A blood-exposure incident is defined as contact with blood or other potentially infectious materials that results in exposure to the eyes, mouth, non-intact skin, or through a puncture injury. This type of exposure often involves percutaneous injuries, such as needlesticks or cuts, or when fluids splash onto mucous membranes. Immediate action is paramount following any such incident, as rapid first aid significantly mitigates the risk of acquiring a bloodborne pathogen.
Immediate Site Care
The first action after an exposure is to focus on the contact site to reduce the inoculum of potentially infectious material. For a percutaneous injury, such as a needlestick or a cut, gently encourage the wound to bleed. This helps flush out contaminants, but do not aggressively squeeze or scrub the area, which could worsen tissue damage or drive contamination deeper. Following this initial flush, the wound must be thoroughly washed with soap and running water.
If the exposure involves mucous membranes (eyes, mouth, or nose), the area must be flushed immediately and copiously. Rinse continuously with clean water, saline solution, or sterile irrigants. For eye exposure, this continuous irrigation should last for at least 15 to 20 minutes to ensure adequate decontamination. Avoid using harsh disinfectants, such as alcohol or bleach, directly on the wound or mucous membranes, as these agents can irritate or damage the tissue.
Documentation and Reporting
Once immediate first aid is complete, the next step is the formal reporting of the incident.

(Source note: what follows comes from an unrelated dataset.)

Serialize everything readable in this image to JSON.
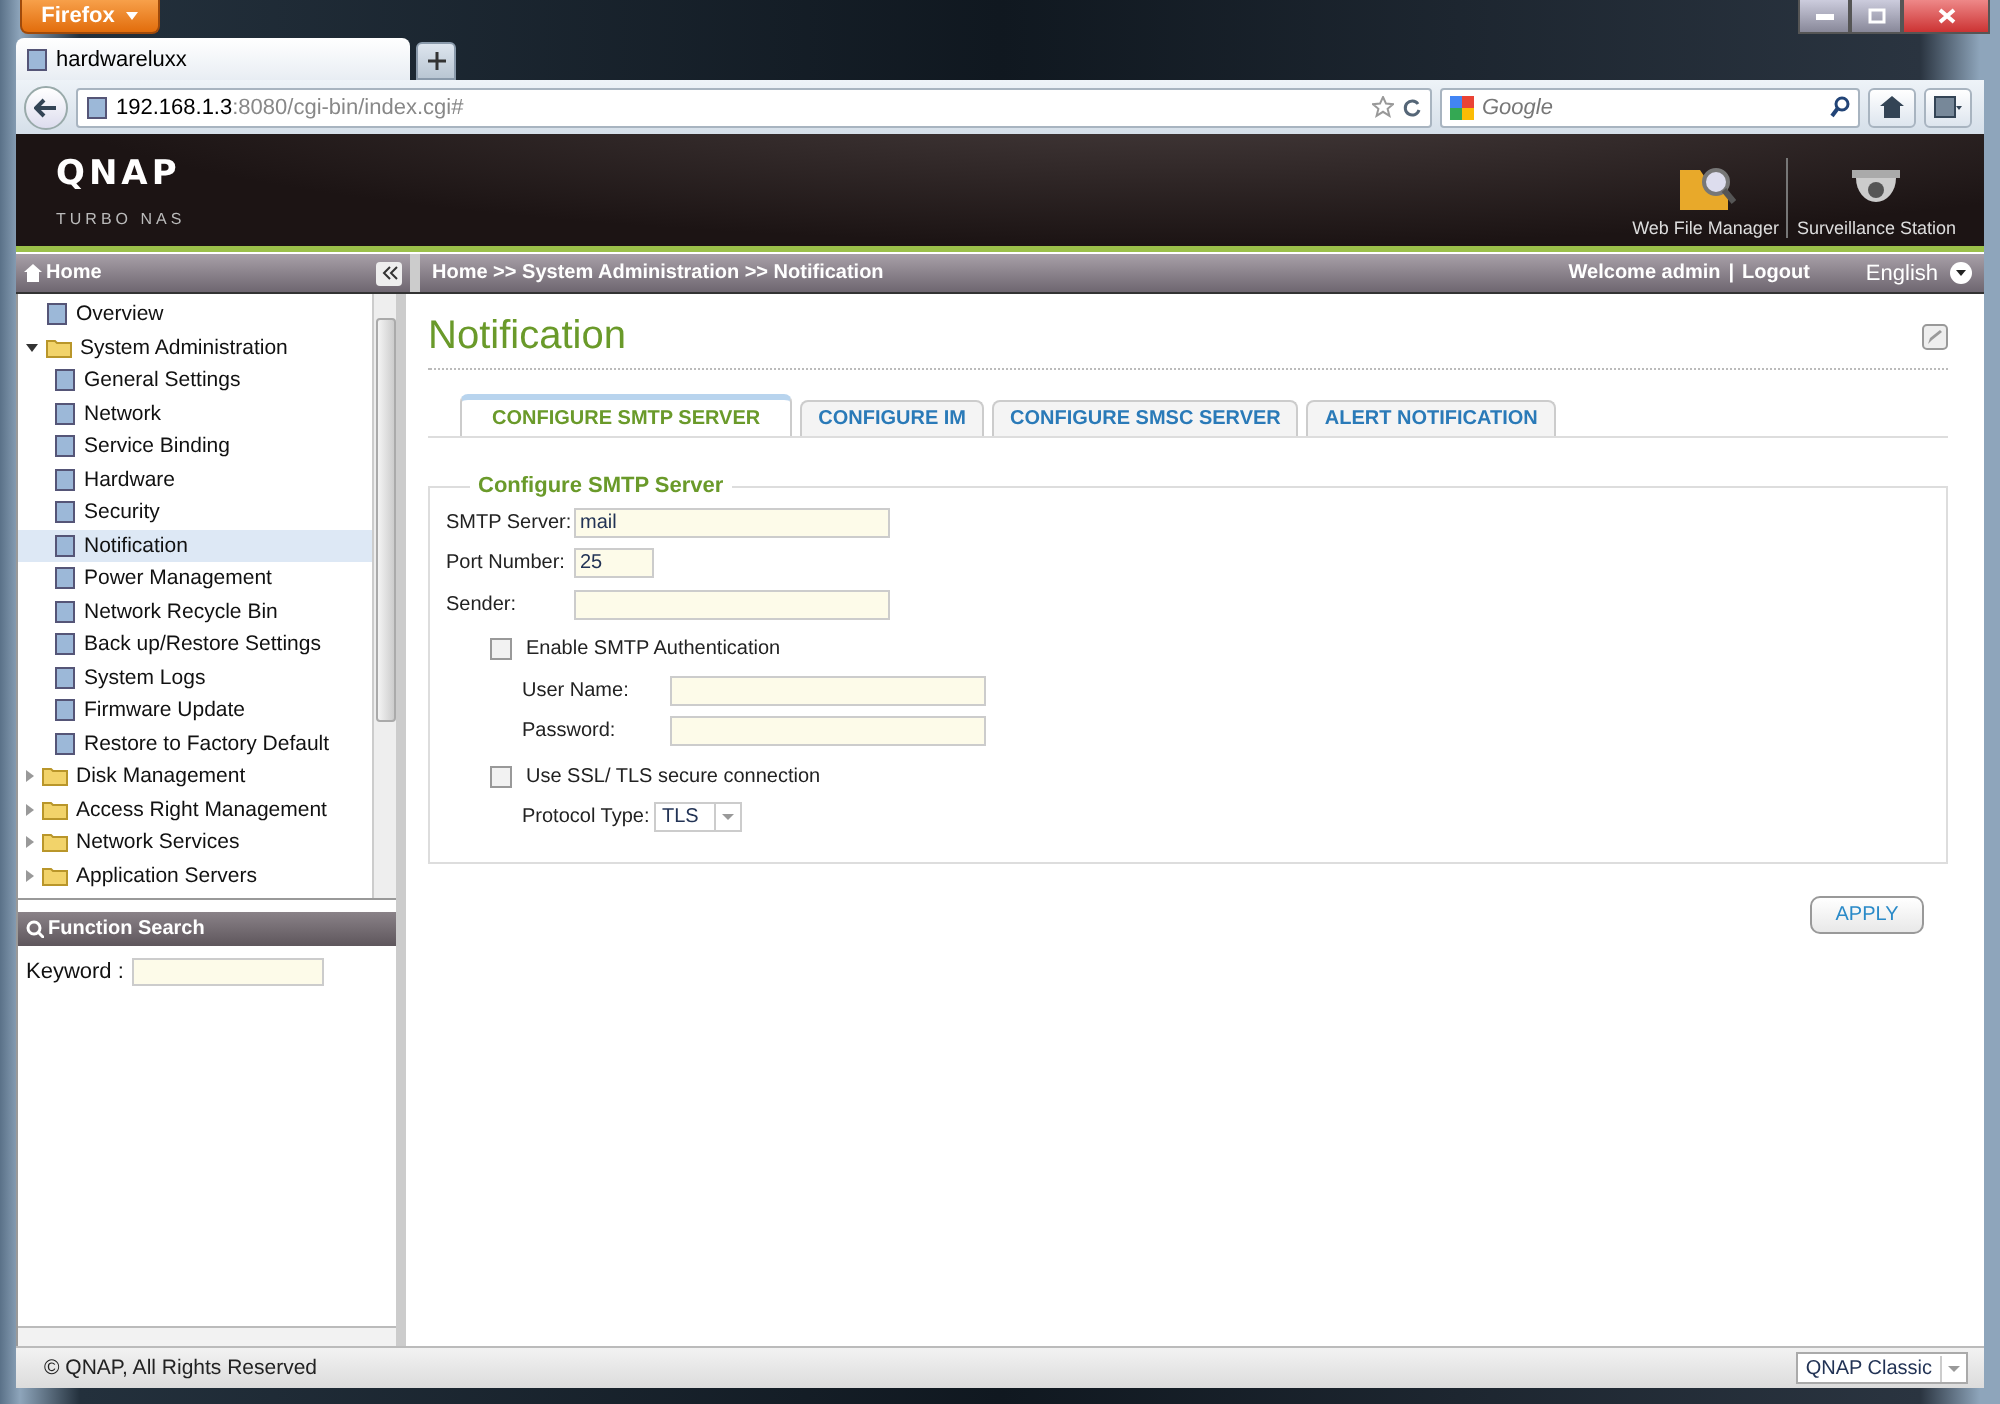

The exposed individual must immediately notify the designated party, such as a supervisor or safety officer. This notification initiates the official response protocol and ensures the exposed person receives appropriate follow-up care. Reporting the event is an urgent step that should not delay the subsequent medical evaluation.

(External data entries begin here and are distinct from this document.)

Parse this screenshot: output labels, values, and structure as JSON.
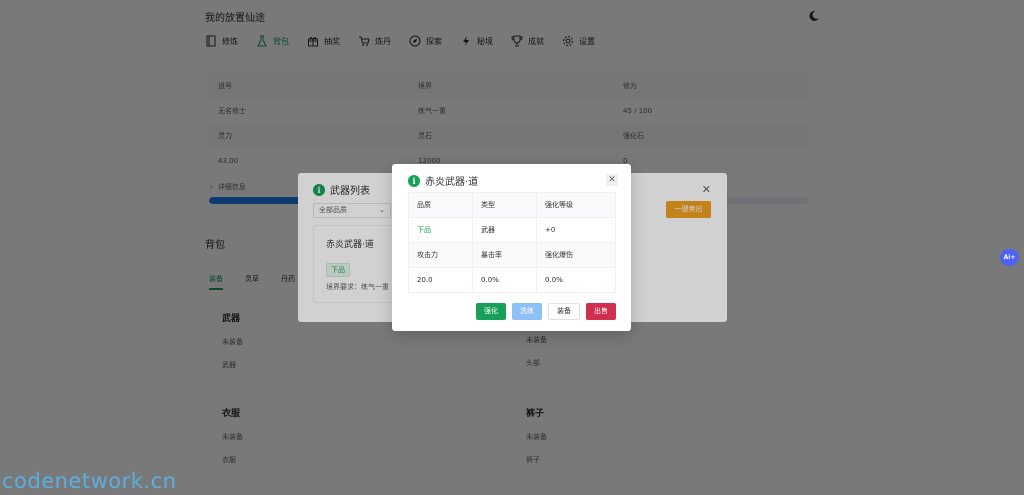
{
  "app": {
    "title": "我的放置仙途"
  },
  "nav": [
    {
      "label": "修炼",
      "icon": "book-icon"
    },
    {
      "label": "背包",
      "icon": "flask-icon",
      "active": true
    },
    {
      "label": "抽奖",
      "icon": "gift-icon"
    },
    {
      "label": "炼丹",
      "icon": "cart-icon"
    },
    {
      "label": "探索",
      "icon": "compass-icon"
    },
    {
      "label": "秘境",
      "icon": "lightning-icon"
    },
    {
      "label": "成就",
      "icon": "trophy-icon"
    },
    {
      "label": "设置",
      "icon": "gear-icon"
    }
  ],
  "stats": {
    "rows": [
      [
        "道号",
        "境界",
        "修为"
      ],
      [
        "无名修士",
        "练气一重",
        "45 / 100"
      ],
      [
        "灵力",
        "灵石",
        "强化石"
      ],
      [
        "43.00",
        "12000",
        "0"
      ]
    ],
    "detail_label": "详细信息",
    "progress": 0.45
  },
  "bag": {
    "title": "背包",
    "tabs": [
      "装备",
      "灵草",
      "丹药"
    ],
    "slots": [
      {
        "title": "武器",
        "status": "未装备",
        "name": "武器"
      },
      {
        "title": "",
        "status": "未装备",
        "name": "头部"
      },
      {
        "title": "衣服",
        "status": "未装备",
        "name": "衣服"
      },
      {
        "title": "裤子",
        "status": "未装备",
        "name": "裤子"
      }
    ]
  },
  "weapon_list": {
    "title": "武器列表",
    "filter": "全部品质",
    "sell_all": "一键卖出",
    "card": {
      "name": "赤炎武器·道",
      "tag": "下品",
      "requirement": "境界要求：练气一重"
    }
  },
  "dialog": {
    "title": "赤炎武器·道",
    "table": [
      [
        "品质",
        "类型",
        "强化等级"
      ],
      [
        "下品",
        "武器",
        "+0"
      ],
      [
        "攻击力",
        "暴击率",
        "强化爆伤"
      ],
      [
        "20.0",
        "0.0%",
        "0.0%"
      ]
    ],
    "buttons": {
      "enhance": "强化",
      "refine": "洗练",
      "equip": "装备",
      "sell": "出售"
    }
  },
  "ai_badge": "Ai+",
  "watermark": "codenetwork.cn",
  "colors": {
    "primary": "#18a058",
    "warning": "#f0a020",
    "error": "#d03050",
    "info": "#2080f0"
  }
}
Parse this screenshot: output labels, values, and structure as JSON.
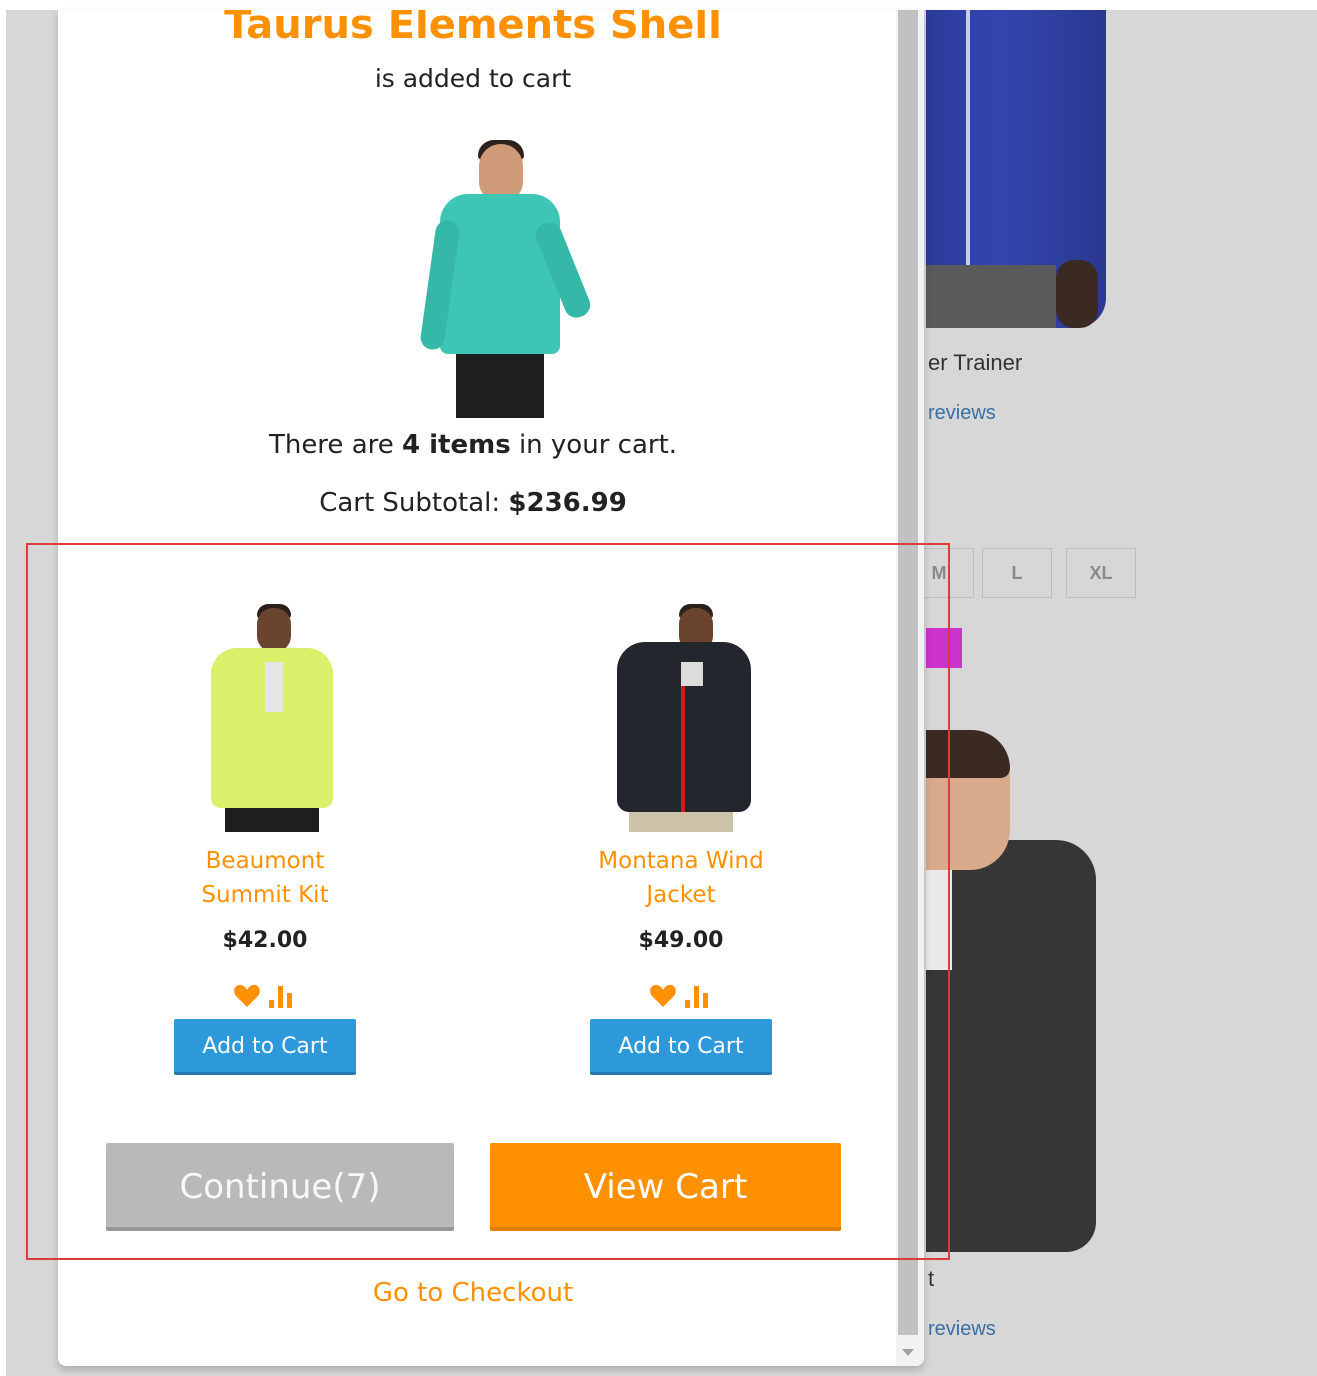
{
  "background": {
    "product_name_partial": "er Trainer",
    "reviews_link_top": "reviews",
    "sizes": [
      "M",
      "L",
      "XL"
    ],
    "product_name_partial_bottom": "t",
    "reviews_link_bottom": "reviews",
    "swatch_color": "#cc33cc"
  },
  "modal": {
    "product_title": "Taurus Elements Shell",
    "added_text": "is added to cart",
    "cart_count_prefix": "There are ",
    "cart_count_strong": "4 items",
    "cart_count_suffix": " in your cart.",
    "subtotal_label": "Cart Subtotal: ",
    "subtotal_value": "$236.99",
    "recommendations": [
      {
        "name_line1": "Beaumont",
        "name_line2": "Summit Kit",
        "price": "$42.00",
        "add_label": "Add to Cart",
        "jacket_color": "#d8f06a"
      },
      {
        "name_line1": "Montana Wind",
        "name_line2": "Jacket",
        "price": "$49.00",
        "add_label": "Add to Cart",
        "jacket_color": "#24262e"
      }
    ],
    "continue_label": "Continue(7)",
    "view_cart_label": "View Cart",
    "checkout_label": "Go to Checkout"
  },
  "icons": {
    "wishlist": "heart-icon",
    "compare": "bar-chart-icon"
  },
  "colors": {
    "accent": "#ff9000",
    "primary_button": "#2d99db",
    "highlight_border": "#e03a3a"
  }
}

The formal report requires gathering specific details necessary for risk assessment and follow-up. Documentation must include the exact date, time, and location of the exposure, a precise description of the procedure being performed, and the specific route of exposure (e.g., needlestick or splash). If the source of the blood or body fluid is known, information about that individual must also be collected, subject to privacy regulations.
Post-Exposure Medical Assessment
After reporting the incident, the exposed person must seek urgent medical evaluation from a qualified healthcare professional. This step is time-sensitive, particularly concerning the potential need for Post-Exposure Prophylaxis (PEP) against Human Immunodeficiency Virus (HIV). PEP is a regimen of antiretroviral medications that must be started as soon as possible after the exposure, ideally within hours, to be most effective.

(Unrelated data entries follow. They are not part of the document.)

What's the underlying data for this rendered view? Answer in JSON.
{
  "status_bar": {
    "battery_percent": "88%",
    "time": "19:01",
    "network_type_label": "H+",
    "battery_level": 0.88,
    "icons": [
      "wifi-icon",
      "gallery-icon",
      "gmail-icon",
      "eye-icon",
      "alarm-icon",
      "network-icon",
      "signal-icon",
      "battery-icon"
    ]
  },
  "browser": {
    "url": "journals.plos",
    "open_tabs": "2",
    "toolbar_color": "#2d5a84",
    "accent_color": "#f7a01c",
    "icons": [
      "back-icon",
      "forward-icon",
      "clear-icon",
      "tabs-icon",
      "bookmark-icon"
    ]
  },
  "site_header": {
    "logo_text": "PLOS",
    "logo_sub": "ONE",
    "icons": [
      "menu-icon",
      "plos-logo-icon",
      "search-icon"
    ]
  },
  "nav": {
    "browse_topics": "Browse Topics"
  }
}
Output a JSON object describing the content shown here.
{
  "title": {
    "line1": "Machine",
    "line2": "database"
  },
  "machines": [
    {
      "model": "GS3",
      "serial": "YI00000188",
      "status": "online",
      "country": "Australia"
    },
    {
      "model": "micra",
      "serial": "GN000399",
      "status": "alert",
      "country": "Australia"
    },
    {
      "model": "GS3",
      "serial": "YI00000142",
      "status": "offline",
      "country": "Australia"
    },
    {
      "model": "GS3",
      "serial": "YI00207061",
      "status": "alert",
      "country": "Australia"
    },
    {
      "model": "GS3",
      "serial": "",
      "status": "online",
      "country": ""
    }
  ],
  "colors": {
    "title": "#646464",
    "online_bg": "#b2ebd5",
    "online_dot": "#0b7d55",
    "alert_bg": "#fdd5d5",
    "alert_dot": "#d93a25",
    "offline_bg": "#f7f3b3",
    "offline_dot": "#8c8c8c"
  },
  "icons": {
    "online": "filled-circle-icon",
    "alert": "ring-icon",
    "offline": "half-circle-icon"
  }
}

The healthcare provider will conduct a thorough risk evaluation, taking into account the type of exposure and the known or suspected infectious status of the source individual. Testing is performed on the exposed person to establish a baseline status for bloodborne pathogens, including HIV, Hepatitis B (HBV), and Hepatitis C (HCV). Consent is required for testing, but a blood sample can be drawn and preserved for up to 90 days, allowing the exposed person time to decide whether to consent to HIV testing.
If the medical assessment determines a sufficient risk for HIV transmission, a 28-day course of PEP medications will be prescribed. PEP must be started within 72 hours of the exposure, as its effectiveness significantly decreases beyond this window. While PEP is available for HIV and HBV, there is no post-exposure prophylaxis available for HCV, making follow-up testing the primary management strategy. Follow-up testing for all relevant pathogens is conducted at specific intervals, typically at six weeks, three months, and six months, to confirm the individual’s long-term infection status.